Un projet attendu depuis des années

Le réseau ferroviaire camerounais, hérité de l’époque coloniale, souffre d’un manque criant d’entretien. Les infrastructures vieillissantes limitent la vitesse des trains, augmentent les risques d’accidents et freinent le transport de marchandises. Le projet de rénovation, piloté par Camrail (filiale du groupe Bolloré), concerne près de 1 000 km de voies, dont les tronçons Douala–Yaoundé (307 km) et Belabo–Ngaoundéré (370 km).

Les travaux incluent :

  • Le remplacement des rails et des traverses.
  • La modernisation des systèmes de signalisation.
  • Le renforcement des ouvrages d’art (ponts, tunnels).
  • L’amélioration des gares pour faciliter l’accès des voyageurs.
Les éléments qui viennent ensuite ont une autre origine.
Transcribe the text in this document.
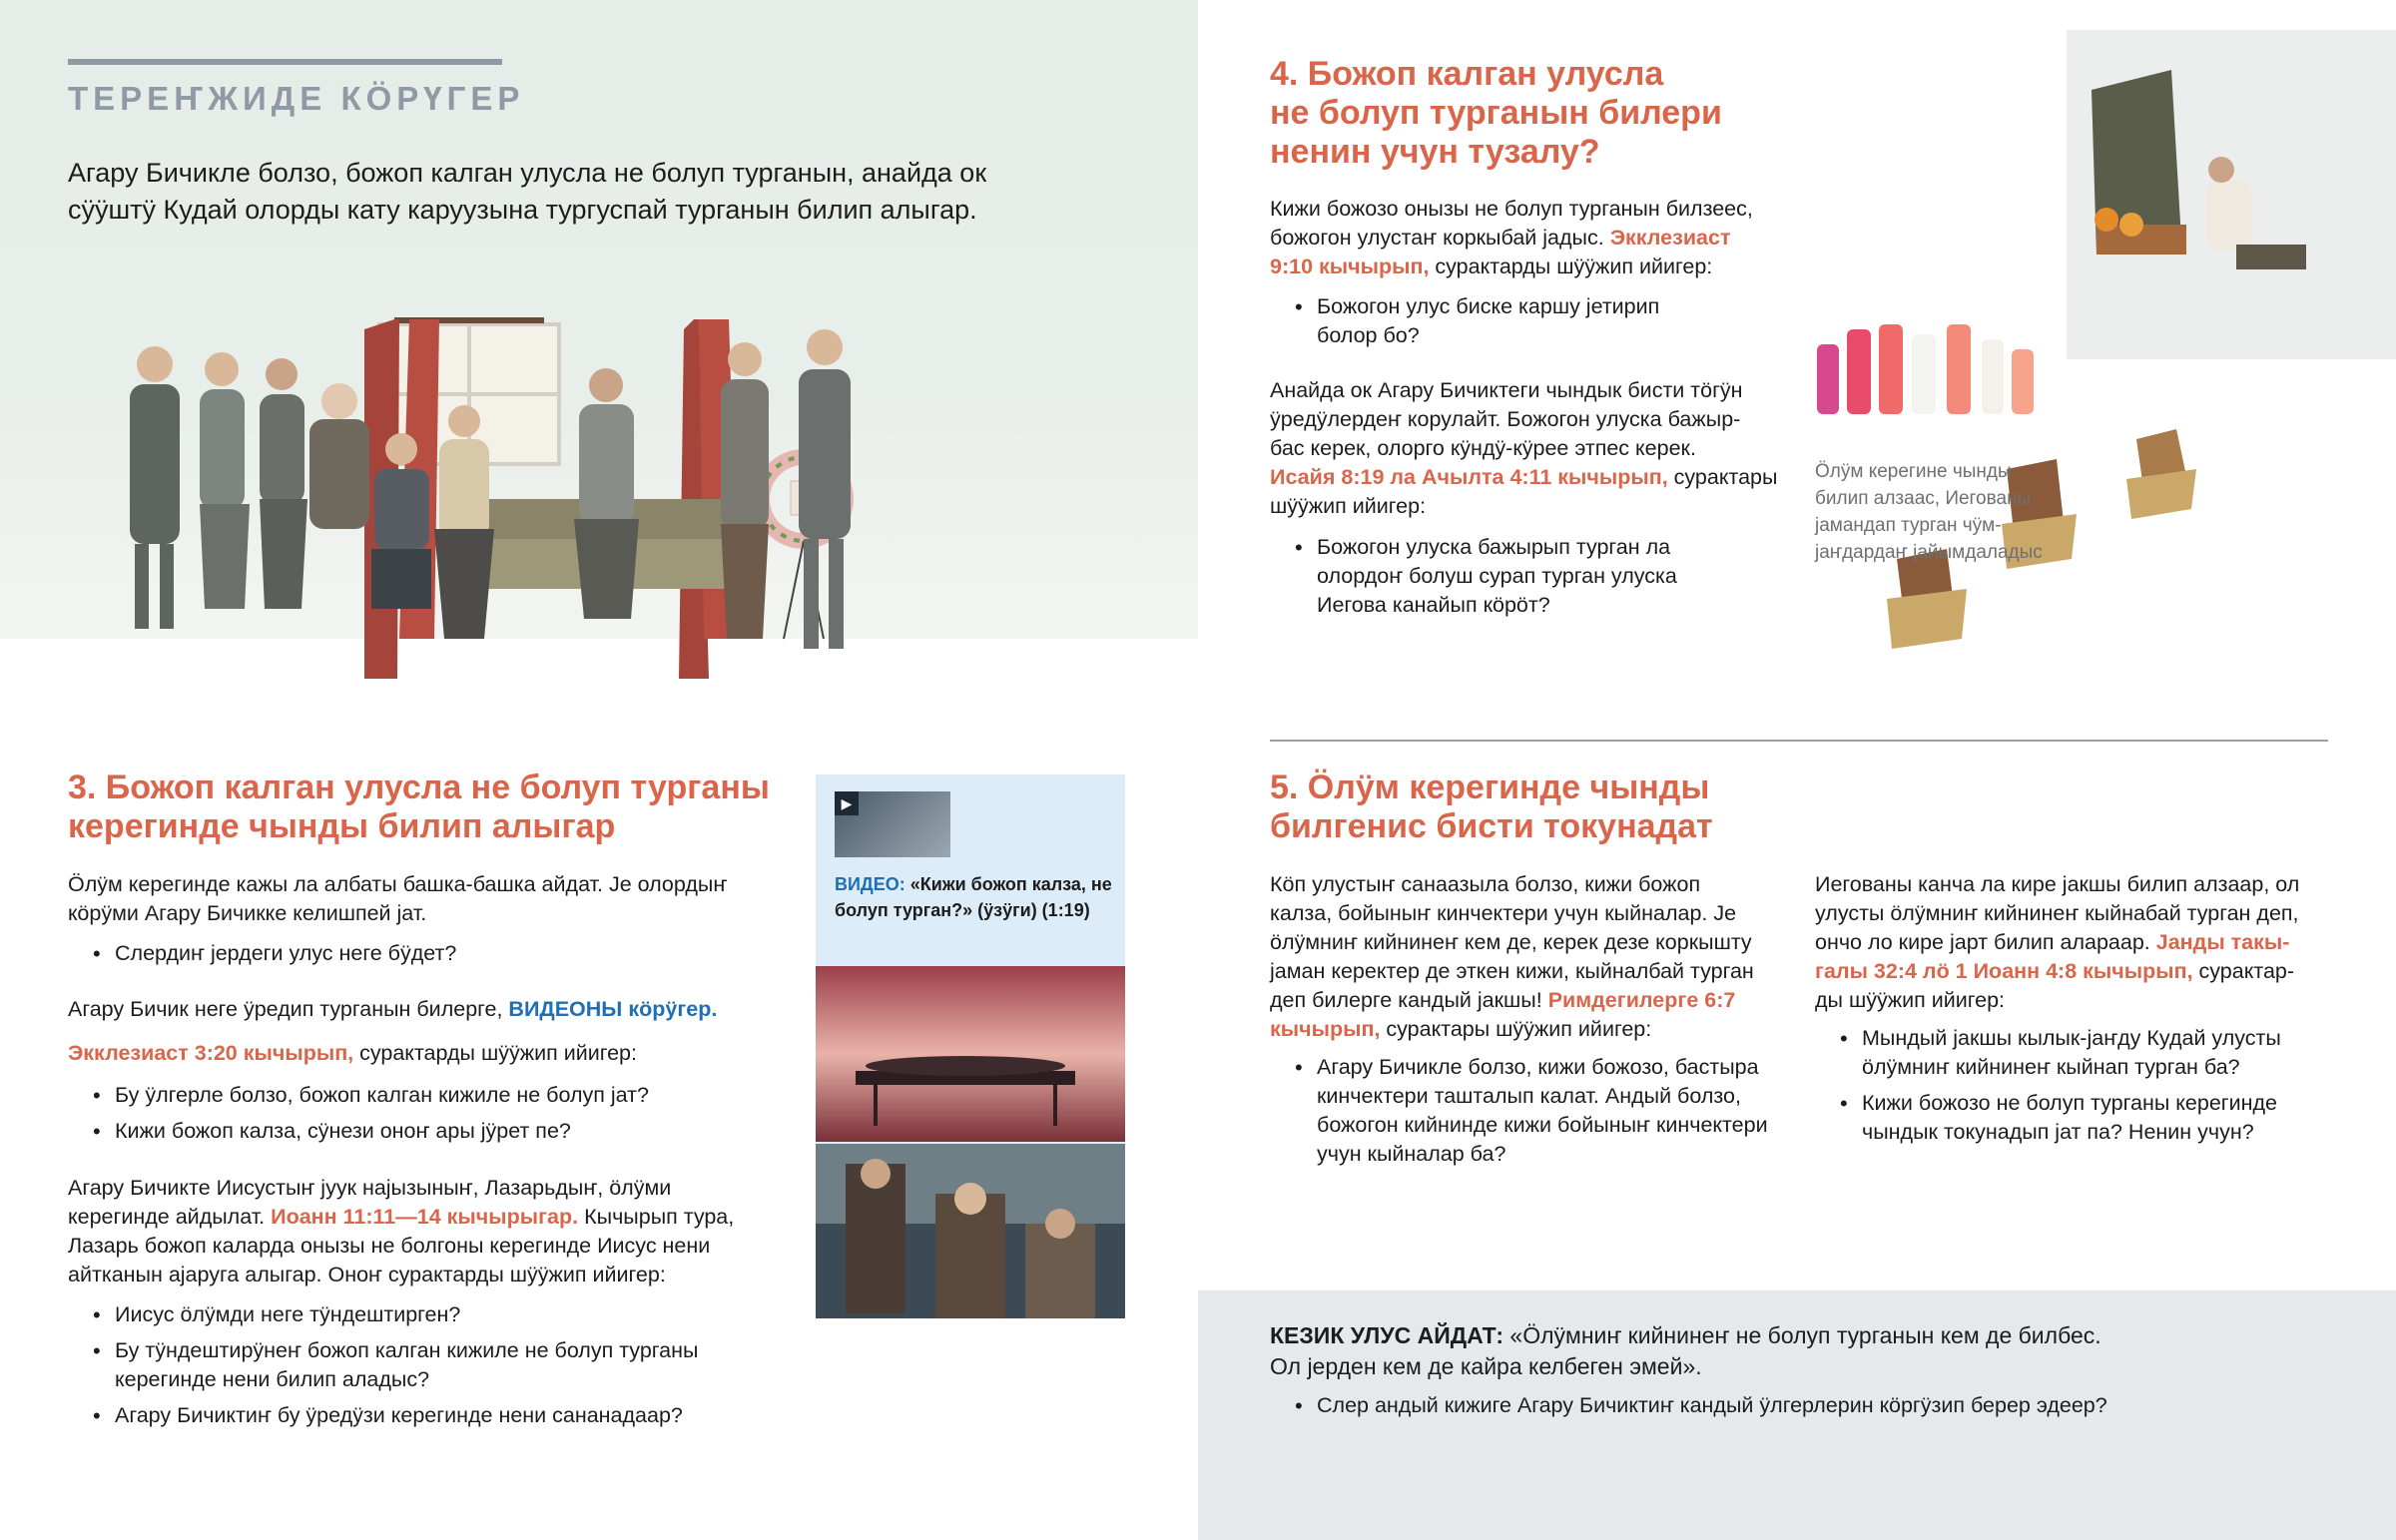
ТЕРЕҤЖИДЕ КӦРҮГЕР
Агару Бичикле болзо, божоп калган улусла не болуп турганын, анайда ок сӱӱштӱ Кудай олорды кату каруузына тургуспай турганын билип алыгар.
3. Божоп калган улусла не болуп турганы
керегинде чынды билип алыгар
Ӧлӱм керегинде кажы ла албаты башка-башка айдат. Јe олордыҥ
кӧрӱми Агару Бичикке келишпей јат.
• Слердиҥ јердеги улус неге бӱдет?
Агару Бичик неге ӱредип турганын билерге, ВИДЕОНЫ кӧрӱгер.
Экклезиаст 3:20 кычырып, сурактарды шӱӱжип ийигер:
• Бу ӱлгерле болзо, божоп калган кижиле не болуп јат?
• Кижи божоп калза, сӱнези оноҥ ары јӱрет пе?
Агару Бичикте Иисустыҥ јуук најызыныҥ, Лазарьдыҥ, ӧлӱми
керегинде айдылат. Иоанн 11:11—14 кычырыгар. Кычырып тура,
Лазарь божоп каларда онызы не болгоны керегинде Иисус нени
айтканын ајаруга алыгар. Оноҥ сурактарды шӱӱжип ийигер:
• Иисус ӧлӱмди неге тӱндештирген?
• Бу тӱндештирӱнеҥ божоп калган кижиле не болуп турганы керегинде нени билип аладыс?
• Агару Бичиктиҥ бу ӱредӱзи керегинде нени сананадаар?
▶
ВИДЕО: «Кижи божоп калза, не болуп турган?» (ӱзӱги) (1:19)
4. Божоп калган улусла
не болуп турганын билери
ненин учун тузалу?
Кижи божозо онызы не болуп турганын билзеес,
божогон улустаҥ коркыбай јадыс. Экклезиаст
9:10 кычырып, сурактарды шӱӱжип ийигер:
• Божогон улус биске каршу јетирип болор бо?
Анайда ок Агару Бичиктеги чындык бисти тӧгӱн
ӱредӱлердеҥ корулайт. Божогон улуска бажыр-
бас керек, олорго кӱндӱ-кӱрее этпес керек.
Исайя 8:19 ла Ачылта 4:11 кычырып, сурактары
шӱӱжип ийигер:
• Божогон улуска бажырып турган ла олордоҥ болуш сурап турган улуска Иегова канайып кӧрӧт?
Ӧлӱм керегине чынды билип алзаас, Иегованы јамандап турган чӱм-јаҥдардаҥ јайымдаладыс
5. Ӧлӱм керегинде чынды
билгенис бисти токунадат
Кӧп улустыҥ санаазыла болзо, кижи божоп
калза, бойыныҥ кинчектери учун кыйналар. Јe
ӧлӱмниҥ кийнинеҥ кем де, керек дезе коркышту
јаман керектер де эткен кижи, кыйналбай турган
деп билерге кандый јакшы! Римдегилерге 6:7
кычырып, сурактары шӱӱжип ийигер:
• Агару Бичикле болзо, кижи божозо, бастыра кинчектери ташталып калат. Андый болзо, божогон кийнинде кижи бойыныҥ кинчектери учун кыйналар ба?
Иегованы канча ла кире јакшы билип алзаар, ол
улусты ӧлӱмниҥ кийнинеҥ кыйнабай турган деп,
ончо ло кире јарт билип алараар. Јанды такы-
галы 32:4 лӧ 1 Иоанн 4:8 кычырып, сурактар-
ды шӱӱжип ийигер:
• Мындый јакшы кылык-јаҥду Кудай улусты ӧлӱмниҥ кийнинеҥ кыйнап турган ба?
• Кижи божозо не болуп турганы керегинде чындык токунадып јат па? Ненин учун?
КЕЗИК УЛУС АЙДАТ: «Ӧлӱмниҥ кийнинеҥ не болуп турганын кем де билбес.
Ол јерден кем де кайра келбеген эмей».
• Слер андый кижиге Агару Бичиктиҥ кандый ӱлгерлерин кӧргӱзип берер эдеер?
Des retombées économiques majeures

Ce chantier s’inscrit dans le cadre du Plan National de Développement (PND) 2020-2030, qui vise à faire du rail un pilier de la croissance. Selon le ministre des Transports, Jean Ernest Masséna Ngalle Bibehe, « ce projet va réduire les coûts logistiques, désengorger les routes et dynamiser le commerce régional ».

En effet, le corridor Douala–Yaoundé–Ngaoundéré est crucial pour l’exportation des produits miniers, agricoles (cacao, café, coton) et manufacturés. Une voie ferrée performante permettra de :

  • Réduire le temps de transport : Le trajet Yaoundé–Douala pourrait passer de 6 à 3 heures.
  • Baisser les coûts logistiques : Le fret ferroviaire est moins cher et plus écologique que le transport routier.
  • Désenclaver les régions : Le Nord et l’Est du pays bénéficieront d’une meilleure connectivité.
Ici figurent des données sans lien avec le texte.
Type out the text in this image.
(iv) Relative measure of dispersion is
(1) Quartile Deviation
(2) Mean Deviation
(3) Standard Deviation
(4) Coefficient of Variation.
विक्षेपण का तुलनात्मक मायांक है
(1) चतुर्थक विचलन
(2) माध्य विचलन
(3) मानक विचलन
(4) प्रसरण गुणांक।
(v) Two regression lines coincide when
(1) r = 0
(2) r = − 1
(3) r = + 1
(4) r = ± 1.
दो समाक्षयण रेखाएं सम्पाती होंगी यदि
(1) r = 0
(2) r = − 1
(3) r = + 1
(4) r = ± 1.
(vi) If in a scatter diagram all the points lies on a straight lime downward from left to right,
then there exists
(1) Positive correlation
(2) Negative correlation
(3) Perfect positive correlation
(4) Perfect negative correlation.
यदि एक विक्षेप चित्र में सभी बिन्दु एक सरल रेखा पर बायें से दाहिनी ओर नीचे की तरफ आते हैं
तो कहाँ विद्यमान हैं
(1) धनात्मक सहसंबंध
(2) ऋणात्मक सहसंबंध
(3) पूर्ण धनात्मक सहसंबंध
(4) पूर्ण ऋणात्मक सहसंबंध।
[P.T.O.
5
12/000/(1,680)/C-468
Un financement international bien sécurisé

L’un des défis majeurs était le montage financier. Grâce à l’appui de partenaires internationaux, le Cameroun a pu boucler le budget :

  • L’AFD a accordé un prêt de 120 milliards FCFA.
  • La BEI participe à hauteur de 150 milliards FCFA.
  • L’Union européenne apporte un soutien via son mécanisme « Global Gateway ».

Ce soutien témoigne de la confiance des bailleurs dans la stabilité économique du Cameroun, malgré les défis sécuritaires dans certaines régions.

Défis et perspectives

Malgré l’enthousiasme, des interrogations subsistent :

  • Délais de réalisation : Le gouvernement promet une livraison d’ici 2026, mais les retards sont fréquents sur les grands chantiers africains.
  • Impact social : Des expropriations pourraient être nécessaires, ce qui pourrait provoquer des tensions locales.
  • Maintenance future : Le Cameroun devra assurer un entretien régulier pour éviter une nouvelle dégradation.
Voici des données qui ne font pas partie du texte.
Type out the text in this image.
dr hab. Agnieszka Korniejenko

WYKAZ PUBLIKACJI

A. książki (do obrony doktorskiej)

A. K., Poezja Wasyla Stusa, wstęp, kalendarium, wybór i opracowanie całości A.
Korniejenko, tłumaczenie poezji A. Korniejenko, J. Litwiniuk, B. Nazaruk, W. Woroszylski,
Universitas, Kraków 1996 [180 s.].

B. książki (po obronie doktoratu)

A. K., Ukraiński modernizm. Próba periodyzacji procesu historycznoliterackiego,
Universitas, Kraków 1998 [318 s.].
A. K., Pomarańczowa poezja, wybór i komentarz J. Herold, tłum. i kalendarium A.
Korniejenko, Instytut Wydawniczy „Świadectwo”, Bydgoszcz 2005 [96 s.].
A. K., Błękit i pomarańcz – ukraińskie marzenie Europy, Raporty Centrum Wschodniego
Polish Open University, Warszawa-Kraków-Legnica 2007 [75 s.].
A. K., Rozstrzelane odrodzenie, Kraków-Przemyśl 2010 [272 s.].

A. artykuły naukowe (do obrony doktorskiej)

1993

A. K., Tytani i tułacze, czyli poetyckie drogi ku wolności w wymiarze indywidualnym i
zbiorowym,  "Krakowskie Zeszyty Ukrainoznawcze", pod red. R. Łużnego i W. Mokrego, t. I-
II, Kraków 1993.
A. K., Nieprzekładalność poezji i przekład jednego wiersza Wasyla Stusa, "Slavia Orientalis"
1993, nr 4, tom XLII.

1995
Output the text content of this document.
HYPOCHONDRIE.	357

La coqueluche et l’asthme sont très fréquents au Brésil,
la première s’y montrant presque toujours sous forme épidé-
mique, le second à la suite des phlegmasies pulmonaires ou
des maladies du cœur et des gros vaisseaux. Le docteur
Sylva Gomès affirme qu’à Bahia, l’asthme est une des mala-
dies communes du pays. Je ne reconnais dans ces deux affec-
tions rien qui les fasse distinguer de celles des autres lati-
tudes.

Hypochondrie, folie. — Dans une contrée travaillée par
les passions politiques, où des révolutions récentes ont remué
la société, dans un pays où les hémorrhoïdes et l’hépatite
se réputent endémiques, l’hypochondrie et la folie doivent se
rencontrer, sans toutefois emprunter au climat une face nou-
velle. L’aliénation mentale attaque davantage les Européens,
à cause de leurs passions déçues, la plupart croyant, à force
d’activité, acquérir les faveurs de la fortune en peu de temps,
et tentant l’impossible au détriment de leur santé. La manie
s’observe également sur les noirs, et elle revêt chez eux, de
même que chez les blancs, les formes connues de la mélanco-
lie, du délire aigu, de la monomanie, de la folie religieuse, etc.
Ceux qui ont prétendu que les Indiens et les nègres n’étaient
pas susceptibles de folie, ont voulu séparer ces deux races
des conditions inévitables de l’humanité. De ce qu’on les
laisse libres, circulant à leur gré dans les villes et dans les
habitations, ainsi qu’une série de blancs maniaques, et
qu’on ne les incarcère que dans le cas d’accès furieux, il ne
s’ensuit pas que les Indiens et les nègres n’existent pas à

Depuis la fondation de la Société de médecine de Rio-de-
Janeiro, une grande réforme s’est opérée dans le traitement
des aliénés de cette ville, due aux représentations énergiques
À plus long terme, ce projet pourrait s’étendre vers d’autres axes, comme le tronçon Ngaoundéré–Garoua, voire vers le Tchad et la République centrafricaine, renforçant ainsi l’intégration sous-régionale.

Un pas vers l’émergence ?

La modernisation du rail est un signal fort pour l’économie camerounaise. En améliorant la mobilité des personnes et des biens, le pays se positionne comme un hub logistique en Afrique centrale. Reste à voir si les engagements seront tenus dans les délais et si les retombées profiteront à l’ensemble de la population.

Une chose est sûre : avec ce chantier, le Cameroun roule vers l’avenir.